SOP-Bench: Complex Industrial SOPs for Evaluating LLM Agents (2506.08119v1)

Abstract: LLMs demonstrate impressive general-purpose reasoning and problem-solving abilities. However, they struggle with executing complex, long-horizon workflows that demand strict adherence to Standard Operating Procedures (SOPs), a critical requirement for real-world industrial automation. Despite this need, there is a lack of public benchmarks that reflect the complexity, structure, and domain-specific nuances of SOPs. To address this, we present three main contributions. First, we introduce a synthetic data generation framework to create realistic, industry-grade SOPs that rigorously test the planning, reasoning, and tool-use capabilities of LLM-based agents. Second, using this framework, we develop SOP-Bench, a benchmark of over 1,800 tasks across 10 industrial domains, each with APIs, tool interfaces, and human-validated test cases. Third, we evaluate two prominent agent architectures: Function-Calling and ReAct Agents, on SOP-Bench, observing average success rates of only 27% and 48%, respectively. Remarkably, when the tool registry is much larger than necessary, agents invoke incorrect tools nearly 100% of the time. These findings underscore a substantial gap between current agentic capabilities of LLMs and the demands of automating real-world SOPs. Performance varies significantly by task and domain, highlighting the need for domain-specific benchmarking and architectural choices before deployment. SOP-Bench is publicly available at http://sop-bench.s3-website-us-west-2.amazonaws.com/. We also release the prompts underpinning the data generation framework to support new domain-specific SOP benchmarks. We invite the community to extend SOP-Bench with SOPs from their industrial domains.

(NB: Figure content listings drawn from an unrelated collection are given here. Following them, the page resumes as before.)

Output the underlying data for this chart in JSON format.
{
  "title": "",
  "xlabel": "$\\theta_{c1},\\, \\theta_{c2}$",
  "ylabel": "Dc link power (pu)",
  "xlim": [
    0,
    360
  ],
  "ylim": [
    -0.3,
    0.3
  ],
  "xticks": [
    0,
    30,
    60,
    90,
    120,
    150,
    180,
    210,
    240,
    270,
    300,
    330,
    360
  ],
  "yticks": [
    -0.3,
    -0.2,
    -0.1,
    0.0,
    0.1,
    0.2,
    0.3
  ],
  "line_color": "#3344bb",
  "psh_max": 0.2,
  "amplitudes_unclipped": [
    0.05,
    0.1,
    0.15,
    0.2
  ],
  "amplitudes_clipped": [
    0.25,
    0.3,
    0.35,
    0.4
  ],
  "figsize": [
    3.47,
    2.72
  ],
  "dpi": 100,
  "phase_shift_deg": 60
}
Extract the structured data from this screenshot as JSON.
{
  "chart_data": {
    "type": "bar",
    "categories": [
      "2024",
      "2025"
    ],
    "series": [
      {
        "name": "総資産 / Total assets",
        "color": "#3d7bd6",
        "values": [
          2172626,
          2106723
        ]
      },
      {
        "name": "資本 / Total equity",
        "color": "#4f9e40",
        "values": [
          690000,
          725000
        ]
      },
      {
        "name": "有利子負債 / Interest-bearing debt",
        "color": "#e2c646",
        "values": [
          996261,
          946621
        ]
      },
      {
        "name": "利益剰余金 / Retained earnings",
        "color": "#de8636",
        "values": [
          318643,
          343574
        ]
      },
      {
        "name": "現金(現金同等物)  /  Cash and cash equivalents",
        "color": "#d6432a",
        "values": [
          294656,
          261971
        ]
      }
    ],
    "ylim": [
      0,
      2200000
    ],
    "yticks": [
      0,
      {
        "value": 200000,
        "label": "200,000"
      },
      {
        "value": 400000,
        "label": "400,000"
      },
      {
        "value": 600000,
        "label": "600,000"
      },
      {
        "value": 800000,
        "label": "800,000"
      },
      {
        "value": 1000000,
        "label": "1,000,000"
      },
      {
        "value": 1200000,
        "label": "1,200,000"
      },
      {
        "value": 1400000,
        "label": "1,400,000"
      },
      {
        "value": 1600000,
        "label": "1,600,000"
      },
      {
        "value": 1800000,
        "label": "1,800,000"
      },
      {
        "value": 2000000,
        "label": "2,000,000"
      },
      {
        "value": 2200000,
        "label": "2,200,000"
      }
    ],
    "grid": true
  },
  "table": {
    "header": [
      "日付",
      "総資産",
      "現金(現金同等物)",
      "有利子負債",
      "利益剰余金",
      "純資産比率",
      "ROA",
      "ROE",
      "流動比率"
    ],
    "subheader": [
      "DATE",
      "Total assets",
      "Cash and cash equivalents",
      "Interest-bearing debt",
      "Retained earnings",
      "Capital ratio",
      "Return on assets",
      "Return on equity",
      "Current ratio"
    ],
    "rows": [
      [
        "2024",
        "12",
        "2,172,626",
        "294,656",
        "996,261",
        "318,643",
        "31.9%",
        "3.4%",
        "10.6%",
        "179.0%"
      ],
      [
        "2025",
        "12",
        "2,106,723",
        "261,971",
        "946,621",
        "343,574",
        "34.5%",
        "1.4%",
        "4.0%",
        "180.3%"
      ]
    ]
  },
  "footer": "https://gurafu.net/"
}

Evaluating the Agentic Capabilities of LLMs with SOP-Bench

The paper "SOP-Bench: Complex Industrial SOPs for Evaluating LLM Agents" presents a detailed framework and benchmark designed to test the effectiveness of LLM agents in executing real-world Standard Operating Procedures (SOPs). The authors have identified significant gaps in LLM capabilities, specifically in their ability to handle complex, long-horizon workflows adhering strictly to SOPs, which are critical for industrial automation.

Overview

The authors introduce SOP-Bench, a synthetic benchmark that aims to address the lack of publicly available benchmarks capturing the complexity and nuances of industrial SOPs. SOP-Bench comprises three main contributions:

1. Synthetic Data Generation Framework: The authors developed a novel framework capable of generating realistic, industry-grade SOPs. This framework rigorously tests LLM-based agents on their planning, reasoning, and tool-use capabilities.
2. SOP-Bench Benchmark: A comprehensive benchmark consisting of over 1,800 tasks spanning 10 industrial domains. Each task is paired with APIs, tool interfaces, and human-validated test cases.
3. Evaluation of Agent Architectures: The authors evaluated two prominent agent architectures: Function-Calling Agent and ReAct Agent, observing average task success rates of 27% and 48% respectively. They highlight a critical failure: when faced with a large tools registry, the agents frequently invoked incorrect tools, revealing a stark gap between current LLM capabilities and the demands of SOP-based automation.

Strong Numerical Results and Claims

The paper provides compelling numerical insights showing how LLM agents grapple with SOP tasks. Notably, in cases where unnecessary tools were introduced to the registry, agents invoked incorrect tools almost 100% of the time, underscoring the need for refined tool selection strategies. The disparity in performance between Function-Calling Agent and ReAct Agent, in terms of success rates, is significant, suggesting architectural differences impact SOP execution capabilities.

Implications and Speculations

The authors assert substantial theoretical and practical implications for the future development of AI:

• Theoretical Context: The paper emphasizes the complexity and domain-specific requirements of SOPs, advocating for bespoke benchmarks and methodologies to evaluate LLM agents effectively.
• Practical Applications: The authors propose SOP-Bench as a tool for evaluating LLM agents before deployment in domains such as healthcare, content moderation, and industrial logistics. This has the potential to streamline workflows and enhance automation reliability.
• Future AI Developments: The insights derived from SOP-Bench could inform LLM architecture improvements, particularly in agentic capabilities. The benchmark may guide the development of agents with better tool-use strategies, state-tracking, and decision-making processes, ultimately fostering more robust AI-powered industrial automation.

Conclusion

The introduction of SOP-Bench marks a critical step in evaluating the agentic capabilities of LLM-based agents using realistic SOPs. By highlighting the substantial gap between current agent performance and SOP execution demands, the paper calls for continued refinement in LLM architectures and invites the research community to expand SOP-Bench with additional domain-specific SOPs. This work sets the stage for future innovations in AI agent deployment within complex industrial environments.